Ve onuruyla girdiği cezaevinden utançla çıkmaya hiç niyeti olmadığını haykıracaktı.

Dünyanın anlamını ancak harflerle özümseyen gazeteci-yazarları terörle aynı kefeye koymanın korkunç bir haksızlık olduğuna dikkat çekecekti.

Gazetecileri, yazarları cezaevine atmanın hiçbir dönemde hiçbir mahkemeye onur vermediğini, bir ülkenin cezaevinde ne kadar gazeteci-yazar varsa o ülkede o derece zihin katliamı olduğunu paylaşacaktı.


***


Sonra kendilerinin başına gelenleri anlatacaktı.

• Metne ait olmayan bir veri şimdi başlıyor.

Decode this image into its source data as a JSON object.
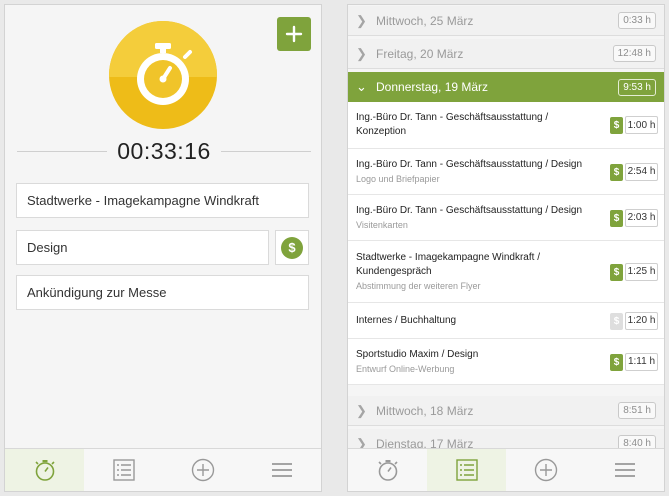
{
  "timer_screen": {
    "add_button_icon": "plus-icon",
    "timer_icon": "stopwatch-icon",
    "timer_value": "00:33:16",
    "project": "Stadtwerke - Imagekampagne Windkraft",
    "task": "Design",
    "billable_symbol": "$",
    "note": "Ankündigung zur Messe",
    "nav": [
      {
        "icon": "stopwatch-icon",
        "active": true
      },
      {
        "icon": "list-icon",
        "active": false
      },
      {
        "icon": "plus-circle-icon",
        "active": false
      },
      {
        "icon": "menu-icon",
        "active": false
      }
    ]
  },
  "list_screen": {
    "days_before": [
      {
        "label": "Mittwoch, 25 März",
        "total": "0:33 h"
      },
      {
        "label": "Freitag, 20 März",
        "total": "12:48 h"
      }
    ],
    "active_day": {
      "label": "Donnerstag, 19 März",
      "total": "9:53 h"
    },
    "entries": [
      {
        "title": "Ing.-Büro Dr. Tann - Geschäftsausstattung / Konzeption",
        "sub": "",
        "billable": true,
        "duration": "1:00 h"
      },
      {
        "title": "Ing.-Büro Dr. Tann - Geschäftsausstattung / Design",
        "sub": "Logo und Briefpapier",
        "billable": true,
        "duration": "2:54 h"
      },
      {
        "title": "Ing.-Büro Dr. Tann - Geschäftsausstattung / Design",
        "sub": "Visitenkarten",
        "billable": true,
        "duration": "2:03 h"
      },
      {
        "title": "Stadtwerke - Imagekampagne Windkraft / Kundengespräch",
        "sub": "Abstimmung der weiteren Flyer",
        "billable": true,
        "duration": "1:25 h"
      },
      {
        "title": "Internes / Buchhaltung",
        "sub": "",
        "billable": false,
        "duration": "1:20 h"
      },
      {
        "title": "Sportstudio Maxim / Design",
        "sub": "Entwurf Online-Werbung",
        "billable": true,
        "duration": "1:11 h"
      }
    ],
    "badge_symbol": "$",
    "days_after": [
      {
        "label": "Mittwoch, 18 März",
        "total": "8:51 h"
      },
      {
        "label": "Dienstag, 17 März",
        "total": "8:40 h"
      }
    ],
    "nav": [
      {
        "icon": "stopwatch-icon",
        "active": false
      },
      {
        "icon": "list-icon",
        "active": true
      },
      {
        "icon": "plus-circle-icon",
        "active": false
      },
      {
        "icon": "menu-icon",
        "active": false
      }
    ]
  },
  "colors": {
    "accent": "#7fa33c",
    "timer_yellow": "#f4cd3b"
  }
}
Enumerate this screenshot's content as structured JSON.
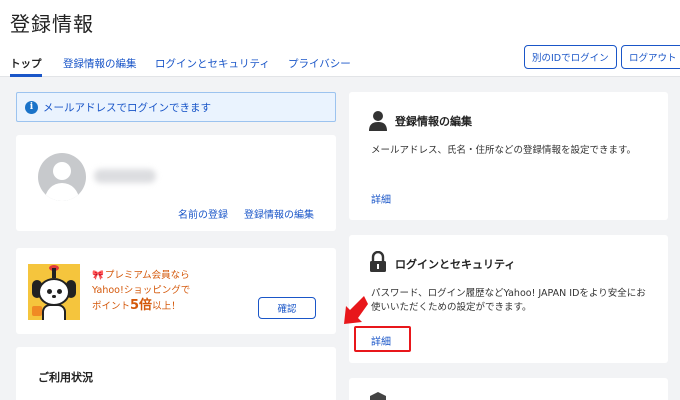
{
  "header": {
    "title": "登録情報",
    "tabs": [
      {
        "label": "トップ",
        "active": true
      },
      {
        "label": "登録情報の編集"
      },
      {
        "label": "ログインとセキュリティ"
      },
      {
        "label": "プライバシー"
      }
    ],
    "buttons": {
      "other_id_login": "別のIDでログイン",
      "logout": "ログアウト"
    }
  },
  "info_banner": {
    "icon": "info-icon",
    "text": "メールアドレスでログインできます"
  },
  "profile": {
    "links": {
      "name_register": "名前の登録",
      "edit_info": "登録情報の編集"
    }
  },
  "premium": {
    "line1": "プレミアム会員なら",
    "line2": "Yahoo!ショッピングで",
    "line3_a": "ポイント",
    "line3_b": "5倍",
    "line3_c": "以上！",
    "confirm_label": "確認"
  },
  "usage": {
    "title": "ご利用状況"
  },
  "edit_card": {
    "icon": "person-icon",
    "title": "登録情報の編集",
    "description": "メールアドレス、氏名・住所などの登録情報を設定できます。",
    "link": "詳細"
  },
  "security_card": {
    "icon": "lock-icon",
    "title": "ログインとセキュリティ",
    "description_line1": "パスワード、ログイン履歴などYahoo! JAPAN IDをより安全にお",
    "description_line2": "使いいただくための設定ができます。",
    "link": "詳細"
  },
  "colors": {
    "accent": "#1a56c8",
    "annotation": "#e8171b",
    "promo": "#d4580a"
  }
}
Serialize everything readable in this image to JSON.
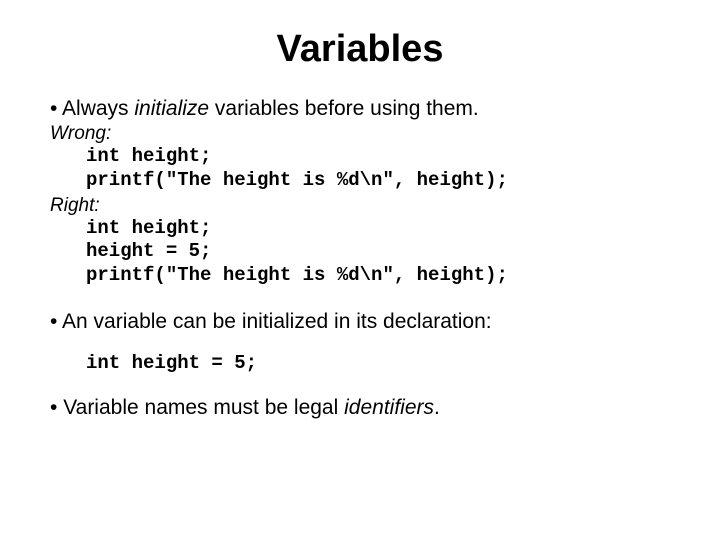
{
  "title": "Variables",
  "b1": {
    "pre": "Always ",
    "em": "initialize",
    "post": " variables before using them."
  },
  "wrong": {
    "label": "Wrong:",
    "code": "int height;\nprintf(\"The height is %d\\n\", height);"
  },
  "right": {
    "label": "Right:",
    "code": "int height;\nheight = 5;\nprintf(\"The height is %d\\n\", height);"
  },
  "b2": "An variable can be initialized in its declaration:",
  "code2": "int height = 5;",
  "b3": {
    "pre": "Variable names must be legal ",
    "em": "identifiers",
    "post": "."
  }
}
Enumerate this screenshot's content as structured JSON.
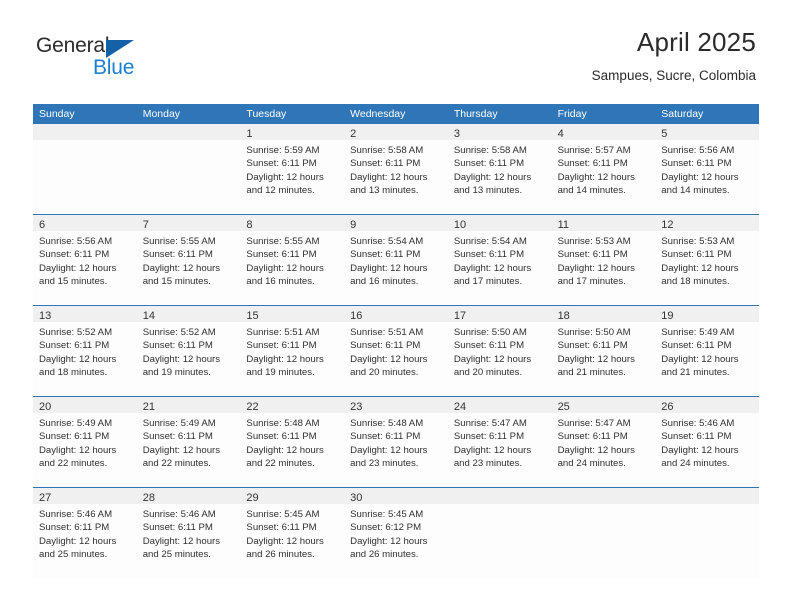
{
  "logo": {
    "word_one": "General",
    "word_two": "Blue",
    "triangle_color": "#1461a8",
    "blue_text_color": "#1d7fd0"
  },
  "header": {
    "title": "April 2025",
    "subtitle": "Sampues, Sucre, Colombia"
  },
  "theme": {
    "header_blue": "#2e76b8",
    "daynum_band": "#f0f0f0",
    "cell_background": "#fdfdfd",
    "text": "#303030"
  },
  "weekdays": [
    "Sunday",
    "Monday",
    "Tuesday",
    "Wednesday",
    "Thursday",
    "Friday",
    "Saturday"
  ],
  "weeks": [
    [
      {
        "day": "",
        "lines": []
      },
      {
        "day": "",
        "lines": []
      },
      {
        "day": "1",
        "lines": [
          "Sunrise: 5:59 AM",
          "Sunset: 6:11 PM",
          "Daylight: 12 hours",
          "and 12 minutes."
        ]
      },
      {
        "day": "2",
        "lines": [
          "Sunrise: 5:58 AM",
          "Sunset: 6:11 PM",
          "Daylight: 12 hours",
          "and 13 minutes."
        ]
      },
      {
        "day": "3",
        "lines": [
          "Sunrise: 5:58 AM",
          "Sunset: 6:11 PM",
          "Daylight: 12 hours",
          "and 13 minutes."
        ]
      },
      {
        "day": "4",
        "lines": [
          "Sunrise: 5:57 AM",
          "Sunset: 6:11 PM",
          "Daylight: 12 hours",
          "and 14 minutes."
        ]
      },
      {
        "day": "5",
        "lines": [
          "Sunrise: 5:56 AM",
          "Sunset: 6:11 PM",
          "Daylight: 12 hours",
          "and 14 minutes."
        ]
      }
    ],
    [
      {
        "day": "6",
        "lines": [
          "Sunrise: 5:56 AM",
          "Sunset: 6:11 PM",
          "Daylight: 12 hours",
          "and 15 minutes."
        ]
      },
      {
        "day": "7",
        "lines": [
          "Sunrise: 5:55 AM",
          "Sunset: 6:11 PM",
          "Daylight: 12 hours",
          "and 15 minutes."
        ]
      },
      {
        "day": "8",
        "lines": [
          "Sunrise: 5:55 AM",
          "Sunset: 6:11 PM",
          "Daylight: 12 hours",
          "and 16 minutes."
        ]
      },
      {
        "day": "9",
        "lines": [
          "Sunrise: 5:54 AM",
          "Sunset: 6:11 PM",
          "Daylight: 12 hours",
          "and 16 minutes."
        ]
      },
      {
        "day": "10",
        "lines": [
          "Sunrise: 5:54 AM",
          "Sunset: 6:11 PM",
          "Daylight: 12 hours",
          "and 17 minutes."
        ]
      },
      {
        "day": "11",
        "lines": [
          "Sunrise: 5:53 AM",
          "Sunset: 6:11 PM",
          "Daylight: 12 hours",
          "and 17 minutes."
        ]
      },
      {
        "day": "12",
        "lines": [
          "Sunrise: 5:53 AM",
          "Sunset: 6:11 PM",
          "Daylight: 12 hours",
          "and 18 minutes."
        ]
      }
    ],
    [
      {
        "day": "13",
        "lines": [
          "Sunrise: 5:52 AM",
          "Sunset: 6:11 PM",
          "Daylight: 12 hours",
          "and 18 minutes."
        ]
      },
      {
        "day": "14",
        "lines": [
          "Sunrise: 5:52 AM",
          "Sunset: 6:11 PM",
          "Daylight: 12 hours",
          "and 19 minutes."
        ]
      },
      {
        "day": "15",
        "lines": [
          "Sunrise: 5:51 AM",
          "Sunset: 6:11 PM",
          "Daylight: 12 hours",
          "and 19 minutes."
        ]
      },
      {
        "day": "16",
        "lines": [
          "Sunrise: 5:51 AM",
          "Sunset: 6:11 PM",
          "Daylight: 12 hours",
          "and 20 minutes."
        ]
      },
      {
        "day": "17",
        "lines": [
          "Sunrise: 5:50 AM",
          "Sunset: 6:11 PM",
          "Daylight: 12 hours",
          "and 20 minutes."
        ]
      },
      {
        "day": "18",
        "lines": [
          "Sunrise: 5:50 AM",
          "Sunset: 6:11 PM",
          "Daylight: 12 hours",
          "and 21 minutes."
        ]
      },
      {
        "day": "19",
        "lines": [
          "Sunrise: 5:49 AM",
          "Sunset: 6:11 PM",
          "Daylight: 12 hours",
          "and 21 minutes."
        ]
      }
    ],
    [
      {
        "day": "20",
        "lines": [
          "Sunrise: 5:49 AM",
          "Sunset: 6:11 PM",
          "Daylight: 12 hours",
          "and 22 minutes."
        ]
      },
      {
        "day": "21",
        "lines": [
          "Sunrise: 5:49 AM",
          "Sunset: 6:11 PM",
          "Daylight: 12 hours",
          "and 22 minutes."
        ]
      },
      {
        "day": "22",
        "lines": [
          "Sunrise: 5:48 AM",
          "Sunset: 6:11 PM",
          "Daylight: 12 hours",
          "and 22 minutes."
        ]
      },
      {
        "day": "23",
        "lines": [
          "Sunrise: 5:48 AM",
          "Sunset: 6:11 PM",
          "Daylight: 12 hours",
          "and 23 minutes."
        ]
      },
      {
        "day": "24",
        "lines": [
          "Sunrise: 5:47 AM",
          "Sunset: 6:11 PM",
          "Daylight: 12 hours",
          "and 23 minutes."
        ]
      },
      {
        "day": "25",
        "lines": [
          "Sunrise: 5:47 AM",
          "Sunset: 6:11 PM",
          "Daylight: 12 hours",
          "and 24 minutes."
        ]
      },
      {
        "day": "26",
        "lines": [
          "Sunrise: 5:46 AM",
          "Sunset: 6:11 PM",
          "Daylight: 12 hours",
          "and 24 minutes."
        ]
      }
    ],
    [
      {
        "day": "27",
        "lines": [
          "Sunrise: 5:46 AM",
          "Sunset: 6:11 PM",
          "Daylight: 12 hours",
          "and 25 minutes."
        ]
      },
      {
        "day": "28",
        "lines": [
          "Sunrise: 5:46 AM",
          "Sunset: 6:11 PM",
          "Daylight: 12 hours",
          "and 25 minutes."
        ]
      },
      {
        "day": "29",
        "lines": [
          "Sunrise: 5:45 AM",
          "Sunset: 6:11 PM",
          "Daylight: 12 hours",
          "and 26 minutes."
        ]
      },
      {
        "day": "30",
        "lines": [
          "Sunrise: 5:45 AM",
          "Sunset: 6:12 PM",
          "Daylight: 12 hours",
          "and 26 minutes."
        ]
      },
      {
        "day": "",
        "lines": []
      },
      {
        "day": "",
        "lines": []
      },
      {
        "day": "",
        "lines": []
      }
    ]
  ]
}
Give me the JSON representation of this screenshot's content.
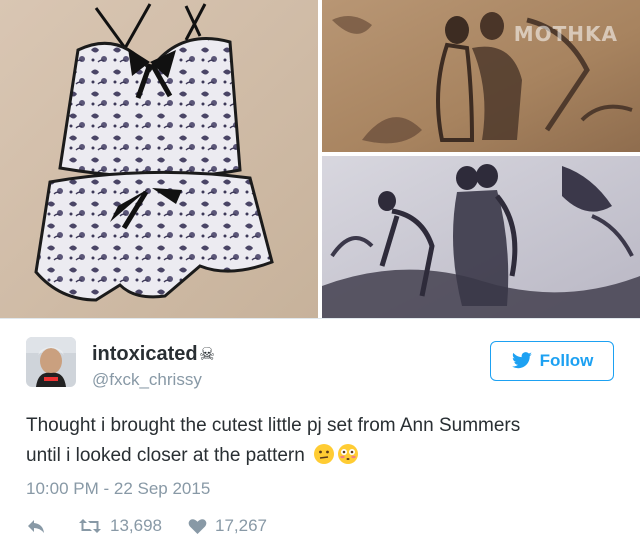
{
  "watermark": "MOTHKA",
  "tweet": {
    "display_name": "intoxicated",
    "name_badge_icon": "skull-crossbones-icon",
    "handle": "@fxck_chrissy",
    "follow_label": "Follow",
    "text_line1": "Thought i brought the cutest little pj set from Ann Summers",
    "text_line2": "until i looked closer at the pattern",
    "emojis": [
      "confused-face-emoji",
      "flushed-face-emoji"
    ],
    "timestamp": "10:00 PM - 22 Sep 2015",
    "retweets": "13,698",
    "likes": "17,267"
  },
  "colors": {
    "twitter_blue": "#1da1f2",
    "muted_text": "#8899a6",
    "main_text": "#292f33"
  }
}
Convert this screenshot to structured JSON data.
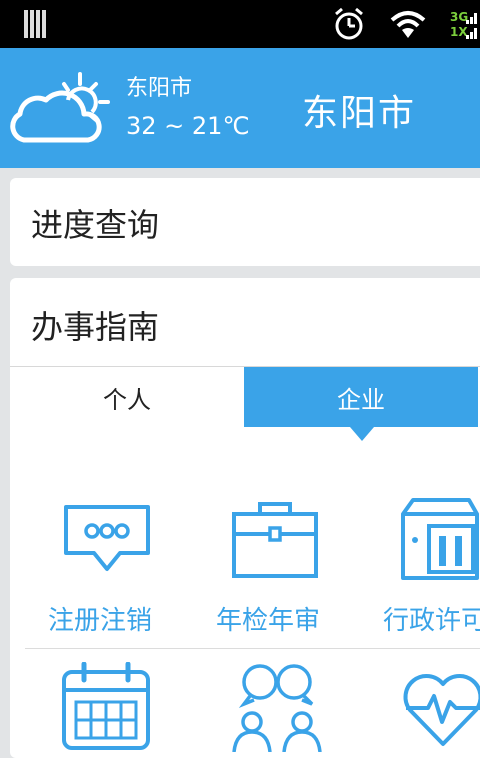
{
  "status_bar": {
    "network_top": "3G",
    "network_bottom": "1X"
  },
  "header": {
    "weather_city": "东阳市",
    "weather_temp": "32 ~ 21℃",
    "title": "东阳市",
    "icon": "partly-cloudy-icon"
  },
  "progress_query": {
    "title": "进度查询"
  },
  "guide": {
    "title": "办事指南",
    "tabs": [
      {
        "label": "个人",
        "active": false
      },
      {
        "label": "企业",
        "active": true
      }
    ],
    "items": [
      {
        "label": "注册注销",
        "icon": "chat-bubble-icon"
      },
      {
        "label": "年检年审",
        "icon": "briefcase-icon"
      },
      {
        "label": "行政许可",
        "icon": "building-icon"
      },
      {
        "label": "",
        "icon": "calendar-icon"
      },
      {
        "label": "",
        "icon": "people-icon"
      },
      {
        "label": "",
        "icon": "heart-pulse-icon"
      }
    ]
  },
  "colors": {
    "accent": "#3aa3e8",
    "status_bar": "#000000",
    "background": "#e2e4e6",
    "network": "#7ccf3c"
  }
}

“Oda TV bilgisayarına virüslü word dosyaları yerleştirilmiş. Aleyhimize olan deliller bunlardan ibaret. Bunu da Boğaziçi Üniversitesi ve Ortadoğu Üniversitesi bilirkişi heyetleri açığa çıkarmıştır. 10 aydır çırpınıyoruz, bu word dosyaları bizim değildir diye. Niye kimse sesimizi duymuyor” diyecekti.


***


Savcıların Oda TV’deki yazıların sadece başlıklarına bakıp, içeriğini okumadan kendilerini suçladığını, sitelerinin Hocaefendi’yi “dokunulur kıldığı” için nefret oklarının merkezi ve hedefi haline geldiğini iddia edecekti.

Ve “Biz gazeteciyiz, bu duruşmalarda yakınmayacağız. Cesaretle bu karanlık tertibin üzerine gideceğiz. Biz gazetecilere yakışan budur. Bize yakışan duruşma salonunu haber merkezine çevirmektir” diye bitirecekti konuşmasını...


***


Soner’in savunmasını defalarca okudum.

Ve her defasında, “Bize yakışan duruşma salonlarını haber merkezlerine çevirmektir” sözüne takılıp kaldım!

Soner’in bu sözüyle demek istediği belli:

“İçeride de olsak...

İftiralara da uğrasak...

Elimizi, kolumuzu, ağzımızı, gözümüzü de bağlasalar...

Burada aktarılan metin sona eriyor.